Laienorganisation fordert klaren Kurs gegen Piusbrüder

Christian Weisner im Gespräch mit Leonie March · 02.03.2009
Der Sprecher der katholischen Laienbewegung "Wir sind Kirche", Christian Weisner, hat die deutschen Bischöfe aufgefordert, sich deutlich von der umstrittenen Priesterbruderschaft St. Pius X. abzugrenzen. Die Bischöfe müssten bei ihrer heute beginnenden Frühjahrstagung Klartext reden und dieses Signal auch nach Rom weitergeben.
Leonie March: In der offiziellen Tagesordnung wird das Thema gar nicht erwähnt. Doch wenn die katholischen Bischöfe heute ihre Frühjahrstagung in Hamburg beginnen, werden sie natürlich auch über die Pius-Bruderschaft und den umstrittenen Kurs des Vatikans sprechen. Eineinhalb Stunden wollen sie der Frage widmen, was die Kontroverse für den deutschen Katholizismus bedeutet. An der Basis ist die Empörung groß, Zehntausende haben eine Erklärung unterschrieben, in der der Papst gerügt und die volle Anerkennung der Beschlüsse des Zweiten Vatikanischen Konzils gefordert wird. Mitinitiator war die internationale Bewegung "Wir sind Kirche", ihr Sprecher ist Christian Weisner. Guten Morgen, Herr Weisner!

Christian Weisner: Ja, guten Morgen, Frau March!

March: Welches Signal erwarten Sie von der Bischofskonferenz?

Weisner: Die Bischofskonferenz tagt ja in Hamburg. Es geht also ein bisschen um die Seefahrt, und das Kirchenschiff muss auf klaren Kurs gebracht werden wieder. Da kann man nur hoffen, dass der jetzige Vorsitzende, Erzbischof Zollitsch, oder auch sein Vorgänger, Kardinal Lehmann, und viele andere, dass die wirklich jetzt einen kühlen Kopf bewahren und dass sie wieder den klaren Kurs finden.
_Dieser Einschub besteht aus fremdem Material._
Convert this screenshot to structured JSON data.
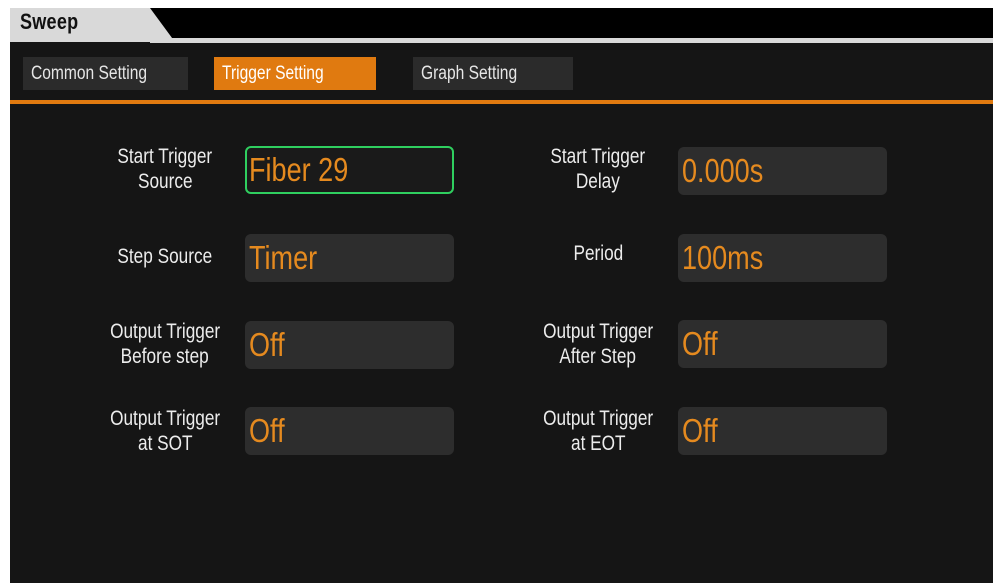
{
  "title": "Sweep",
  "tabs": [
    {
      "label": "Common Setting",
      "active": false
    },
    {
      "label": "Trigger Setting",
      "active": true
    },
    {
      "label": "Graph Setting",
      "active": false
    }
  ],
  "fields": {
    "start_trigger_source": {
      "label_line1": "Start Trigger",
      "label_line2": "Source",
      "value": "Fiber 29"
    },
    "start_trigger_delay": {
      "label_line1": "Start Trigger",
      "label_line2": "Delay",
      "value": "0.000s"
    },
    "step_source": {
      "label_line1": "Step Source",
      "value": "Timer"
    },
    "period": {
      "label_line1": "Period",
      "value": "100ms"
    },
    "output_trigger_before_step": {
      "label_line1": "Output Trigger",
      "label_line2": "Before step",
      "value": "Off"
    },
    "output_trigger_after_step": {
      "label_line1": "Output Trigger",
      "label_line2": "After Step",
      "value": "Off"
    },
    "output_trigger_at_sot": {
      "label_line1": "Output Trigger",
      "label_line2": "at SOT",
      "value": "Off"
    },
    "output_trigger_at_eot": {
      "label_line1": "Output Trigger",
      "label_line2": "at EOT",
      "value": "Off"
    }
  },
  "colors": {
    "accent": "#e07a10",
    "value_text": "#e58a1f",
    "focus_border": "#2fcf5f",
    "background": "#151515"
  }
}
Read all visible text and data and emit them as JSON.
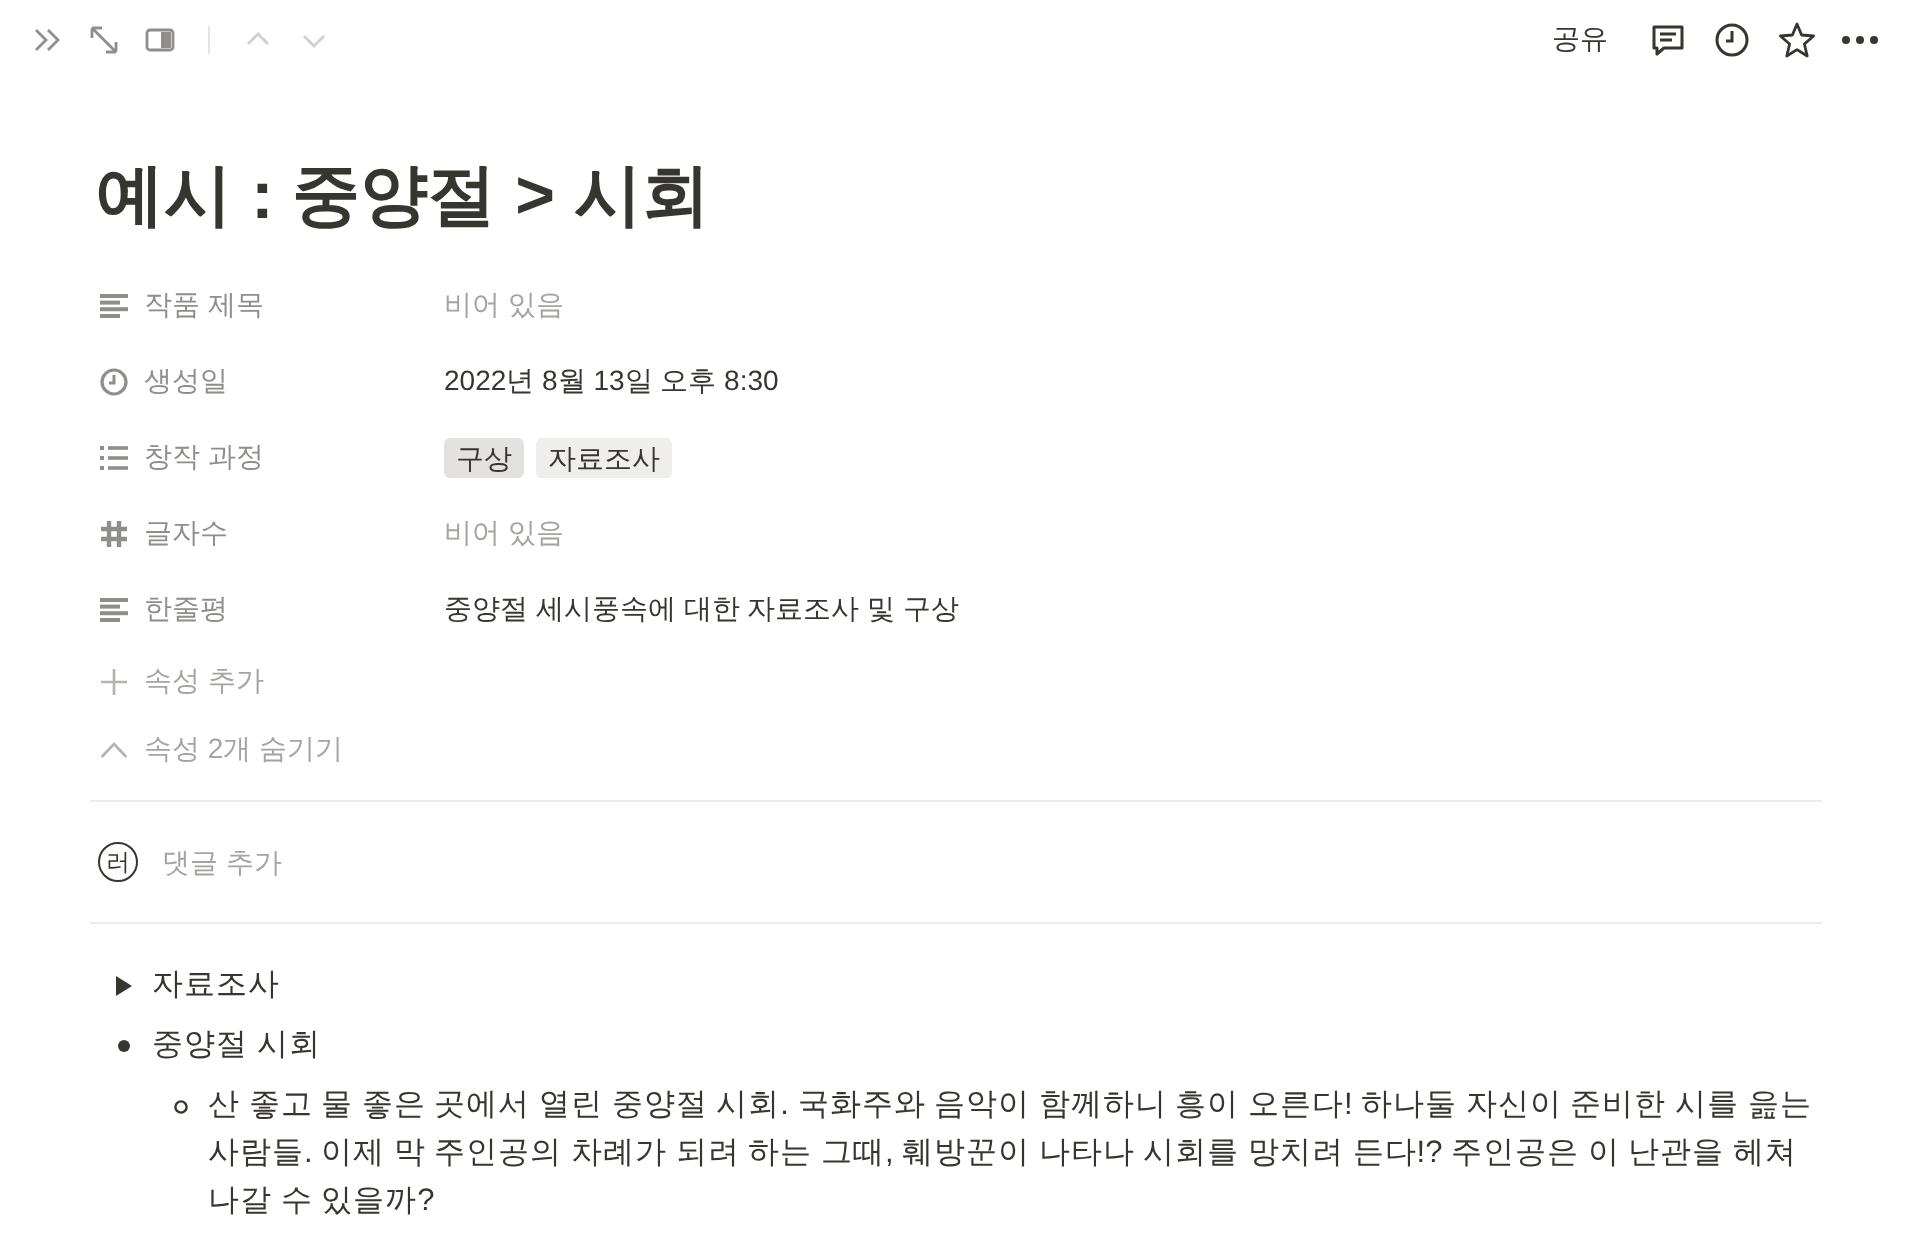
{
  "topbar": {
    "navigation": [
      {
        "kind": "up",
        "disabled": true
      },
      {
        "kind": "down",
        "disabled": true
      }
    ],
    "share_label": "공유"
  },
  "title": "예시 : 중양절 > 시회",
  "properties": [
    {
      "kind": "text",
      "name": "작품 제목",
      "value": "비어 있음",
      "empty": true
    },
    {
      "kind": "created_time",
      "name": "생성일",
      "value": "2022년 8월 13일 오후 8:30",
      "empty": false
    },
    {
      "kind": "multi_select",
      "name": "창작 과정",
      "tags": [
        {
          "label": "구상",
          "color": "#e3e2e0"
        },
        {
          "label": "자료조사",
          "color": "#efeeec"
        }
      ]
    },
    {
      "kind": "number",
      "name": "글자수",
      "value": "비어 있음",
      "empty": true
    },
    {
      "kind": "text",
      "name": "한줄평",
      "value": "중양절 세시풍속에 대한 자료조사 및 구상",
      "empty": false
    }
  ],
  "add_property": "속성 추가",
  "hide_properties": "속성 2개 숨기기",
  "comment": {
    "avatar": "러",
    "placeholder": "댓글 추가"
  },
  "blocks": [
    {
      "kind": "toggle",
      "text": "자료조사",
      "expanded": false
    },
    {
      "kind": "bullet",
      "text": "중양절 시회",
      "children": [
        {
          "kind": "bullet",
          "text": "산 좋고 물 좋은 곳에서 열린 중양절 시회. 국화주와 음악이 함께하니 흥이 오른다! 하나둘 자신이 준비한 시를 읊는 사람들. 이제 막 주인공의 차례가 되려 하는 그때, 훼방꾼이 나타나 시회를 망치려 든다!? 주인공은 이 난관을 헤쳐 나갈 수 있을까?"
        }
      ]
    }
  ]
}
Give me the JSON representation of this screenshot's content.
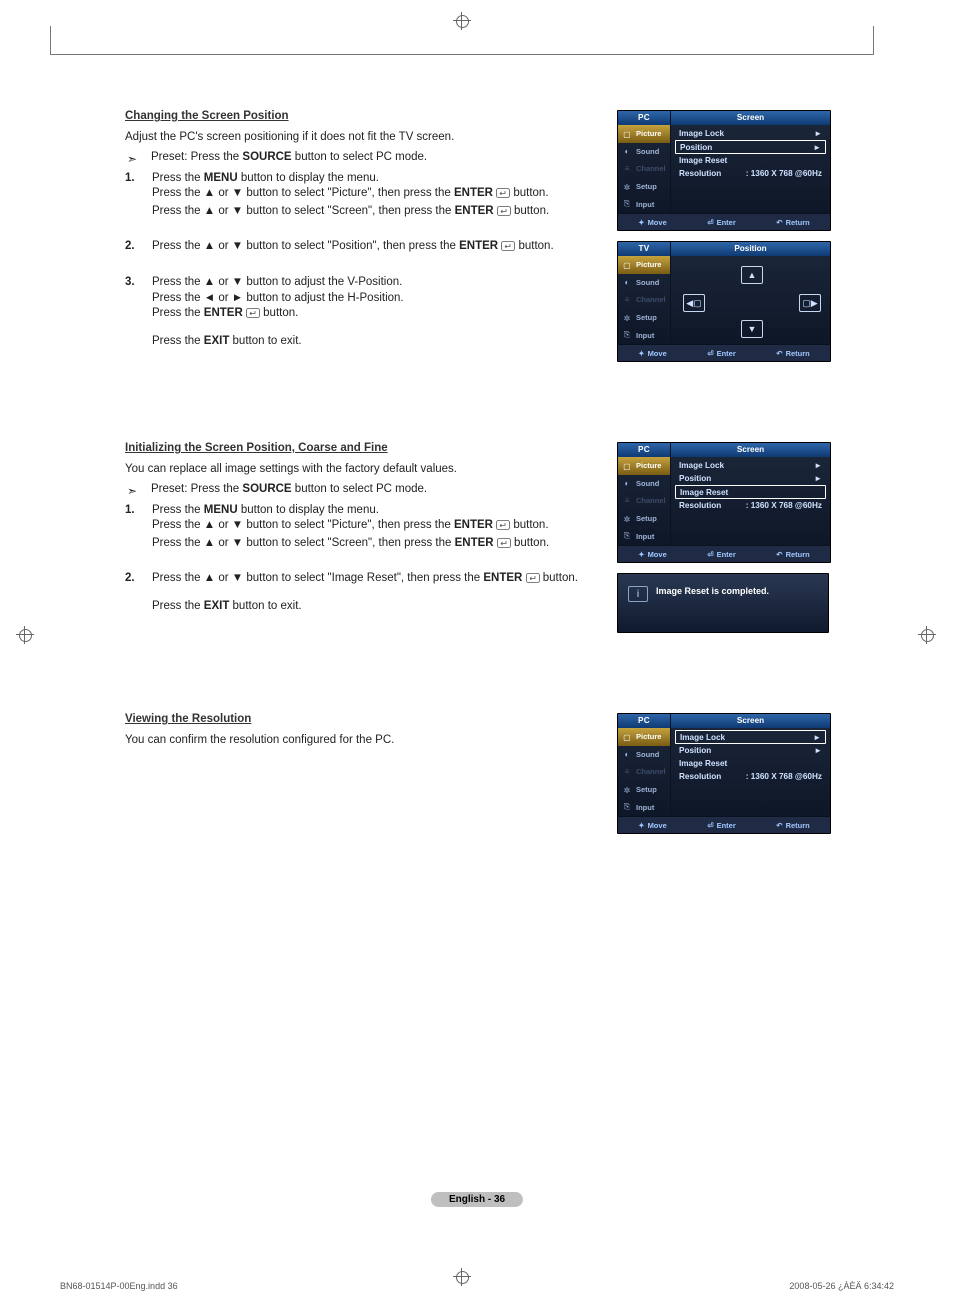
{
  "section1": {
    "title": "Changing the Screen Position",
    "intro": "Adjust the PC's screen positioning if it does not fit the TV screen.",
    "preset_pre": "Preset: Press the ",
    "preset_btn": "SOURCE",
    "preset_post": " button to select PC mode.",
    "step1_a": "Press the ",
    "step1_menu": "MENU",
    "step1_b": " button to display the menu.",
    "step1_c": "Press the ▲ or ▼ button to select \"Picture\", then press the ",
    "step1_enter": "ENTER",
    "step1_d": " button.",
    "step1_e": "Press the ▲ or ▼ button to select \"Screen\", then press the ",
    "step1_f": " button.",
    "step2_a": "Press the ▲ or ▼ button to select \"Position\", then press the ",
    "step2_b": " button.",
    "step3_a": "Press the ▲ or ▼ button to adjust the V-Position.",
    "step3_b": "Press the ◄ or ► button to adjust the H-Position.",
    "step3_c": "Press the ",
    "step3_d": " button.",
    "exit_a": "Press the ",
    "exit_btn": "EXIT",
    "exit_b": " button to exit."
  },
  "section2": {
    "title": "Initializing the Screen Position, Coarse and Fine",
    "intro": "You can replace all image settings with the factory default values.",
    "preset_pre": "Preset: Press the ",
    "preset_btn": "SOURCE",
    "preset_post": " button to select PC mode.",
    "step1_a": "Press the ",
    "step1_menu": "MENU",
    "step1_b": " button to display the menu.",
    "step1_c": "Press the ▲ or ▼ button to select \"Picture\", then press the ",
    "step1_enter": "ENTER",
    "step1_d": " button.",
    "step1_e": "Press the ▲ or ▼ button to select \"Screen\", then press the ",
    "step1_f": " button.",
    "step2_a": "Press the ▲ or ▼ button to select \"Image Reset\", then press the ",
    "step2_b": " button.",
    "exit_a": "Press the ",
    "exit_btn": "EXIT",
    "exit_b": " button to exit."
  },
  "section3": {
    "title": "Viewing the Resolution",
    "intro": "You can confirm the resolution configured for the PC."
  },
  "osd": {
    "mode_pc": "PC",
    "mode_tv": "TV",
    "title_screen": "Screen",
    "title_position": "Position",
    "side": {
      "picture": "Picture",
      "sound": "Sound",
      "channel": "Channel",
      "setup": "Setup",
      "input": "Input"
    },
    "rows": {
      "image_lock": "Image Lock",
      "position": "Position",
      "image_reset": "Image Reset",
      "resolution": "Resolution",
      "resolution_val": ": 1360 X 768 @60Hz"
    },
    "footer": {
      "move": "Move",
      "enter": "Enter",
      "return": "Return"
    },
    "popup": "Image Reset is completed."
  },
  "page_num": "English - 36",
  "doc_footer_left": "BN68-01514P-00Eng.indd   36",
  "doc_footer_right": "2008-05-26   ¿ÀÈÄ 6:34:42"
}
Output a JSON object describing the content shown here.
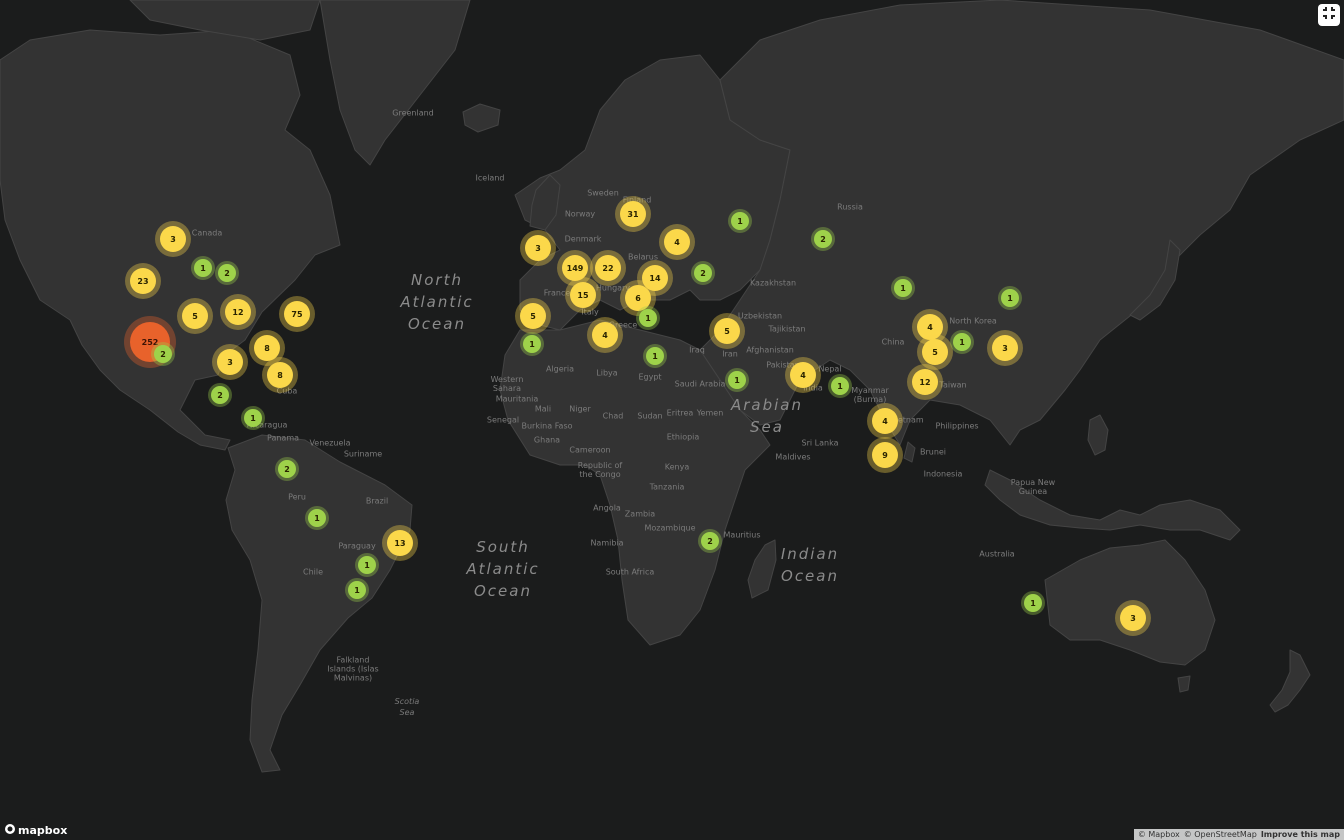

Denn es ist ja schon sehr merkwürdig, dass so ein scheinbar innerkirchliches Problem seit fünf Wochen weltweit für Aufregung sorgt. Und es zeigt wirklich, dass die katholische Kirche da ein großes Problem hat. Es ist nicht eine Medienkampagne nur gewesen, es ist kein Kommunikationsfehler im Vatikan gewesen, da ist wirklich sehr, sehr viel schiefgelaufen. Und nur, wenn wir jetzt ganz Klarheit finden, dann kann es positiv weitergehen.

March: Nun vertreten die deutschen Bischöfe ja keine einheitliche Position in dem Streit. Besonders in Bayern fand man die Kritik am Papst ja unangemessen. Wie realistisch ist Ihre Erwartung vor diesem Hintergrund?

Weisner: Ja, da kann ich aber nur appellieren, wenn einige bayerische Bischöfe meinen, dass sie jetzt an diesem Wortlaut der Petition, die Sie auch schon angesprochen haben, da Kritik im Detail üben, dass sie da wirklich an der falschen Stelle sind. Es geht ja nicht darum, jetzt die Leute zu bestrafen, die gewissermaßen den Feuerlöscher rufen oder die helfen, das Feuer zu löschen, sondern man sollte wirklich auf die Brandstifter gucken, und das sind in diesem Fall, man muss wirklich sagen, diese Pius-Bruderschaft, die ja vorher und auch nach der Aufhebung der Kommunikation, die alle sehr problematisch finden, die vorher und nachher doch ja sich sehr absonderlich verhalten. Es ist für Menschen in der Kirche und auch für andere nicht verständlich, wie so eine kleine Splittergruppe die große katholische, weltweite Kirche den Papst unter Druck setzt. Ich will einmal das vergleichen in der Politik, das wäre so, als ob eine kleine Bürgerinitiative aus dem Bayerischen Wald – nichts gegen den Bayerischen Wald – als ob eine kleine Bürgerinitiative versucht, mit Frau Merkel die Koalitionsverhandlungen zu führen und dann auch noch die Tagesordnung bestimmen will. Also das ist wirklich jetzt alles sehr, sehr aus dem Lot gegangen, und die Erklärung von dem Weihbischof Williamson sind ja windelweich. Und da muss wirklich jetzt Klartext geredet werden. Und ich kann nur hoffen, dass also die Bischöfe das wirklich tun und dass auch der Nuntius, der ja bei der Bischofskonferenz dabei ist, dieses Signal deutlich nach Rom weitergibt.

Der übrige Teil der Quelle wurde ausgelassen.